妙子の前に現れたのは、しばらくキャンパスで見なかった、

河内 豪太郎。

以前より、やつれた様子。


「曽良岡さん、すまない。

俺は、後ろめたい気持ちを隠したまま、君への好意を伝えていた。

……自分を欺いていたんだ。

世間を騒がせているから、君も少しは知っているかもしれないが、俺は今、自分に正直に生きている。

だから、今なら、君にふさわしい男になれたかどうかはわからないが……少なくとも、胸を張って君に言うことが出来る!

君のことが好きだ!付き合って欲しい!」


豪太郎は、髪の手入れも昔ほど出来ていないし、服装もややくたびれた気がする。テカテカしたジャンパーも着ていない。
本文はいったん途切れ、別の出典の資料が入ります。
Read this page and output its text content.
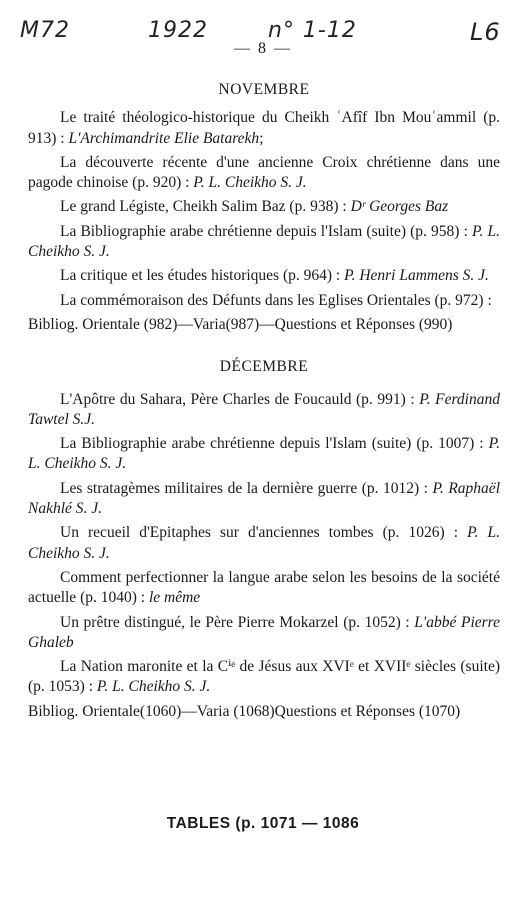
M72	1922	n° 1-12	L6
— 8 —
NOVEMBRE

Le traité théologico-historique du Cheikh ʿAfîf Ibn Mouʿammil (p. 913) : L'Archimandrite Elie Batarekh;

La découverte récente d'une ancienne Croix chrétienne dans une pagode chinoise (p. 920) : P. L. Cheikho S. J.

Le grand Légiste, Cheikh Salim Baz (p. 938) : Dʳ Georges Baz

La Bibliographie arabe chrétienne depuis l'Islam (suite) (p. 958) : P. L. Cheikho S. J.

La critique et les études historiques (p. 964) : P. Henri Lammens S. J.

La commémoraison des Défunts dans les Eglises Orientales (p. 972) :

Bibliog. Orientale (982)—Varia(987)—Questions et Réponses (990)

DÉCEMBRE

L'Apôtre du Sahara, Père Charles de Foucauld (p. 991) : P. Ferdinand Tawtel S.J.

La Bibliographie arabe chrétienne depuis l'Islam (suite) (p. 1007) : P. L. Cheikho S. J.

Les stratagèmes militaires de la dernière guerre (p. 1012) : P. Raphaël Nakhlé S. J.

Un recueil d'Epitaphes sur d'anciennes tombes (p. 1026) : P. L. Cheikho S. J.

Comment perfectionner la langue arabe selon les besoins de la société actuelle (p. 1040) : le même

Un prêtre distingué, le Père Pierre Mokarzel (p. 1052) : L'abbé Pierre Ghaleb

La Nation maronite et la Cⁱᵉ de Jésus aux XVIᵉ et XVIIᵉ siècles (suite) (p. 1053) : P. L. Cheikho S. J.

Bibliog. Orientale(1060)—Varia (1068)Questions et Réponses (1070)

TABLES (p. 1071 — 1086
だが、以前より晴々とした良い表情をしているように見えた。

妙子から見ても、だいぶ男振りが上がった気がした。


【河内葉通信機器】のいきさつを知らない妙子では無い。

だいぶ苦労したのだと言うことが、見てとれる。


「え、えーと……」


「地位も名誉も金もない、ただの河内 豪太郎だ。

言われても困るよな……。

でも、返事は欲しい。ゆっくり考えてくれ」


力なく手を振って、豪太郎は去った。



そんなことがあった。


今まで河内は、妙子にとって、ウザいモブキャラであった。

そこから、ネームドの固有キャラに昇格した。


正直、タイプではない。

ビビビっと来ないのだ。

だが、ちょっとだけ『付き合ってあげてもいいかな』と思うくらいの地位に昇格した。

妙子には珍しいことである。



「河内先輩、随分見窄らしくなったわね!

お金も持ってなさそうだし、あまり優良物件とは言えないわね」


「でもでも、不正を告発した悲劇のヒーローよ?

付き合ってあげれば、妙子もテレビに出れるかも?」


遠巻きに見ていた知り合いが寄ってきて、喧しく騒ぎ立てる。



「うーん……」


右手を顎にやって、可愛く小首を傾げる妙子であった。



妙子は、自分の気持ちに限りをつける必要性に駆られていることに、気がついたのだった。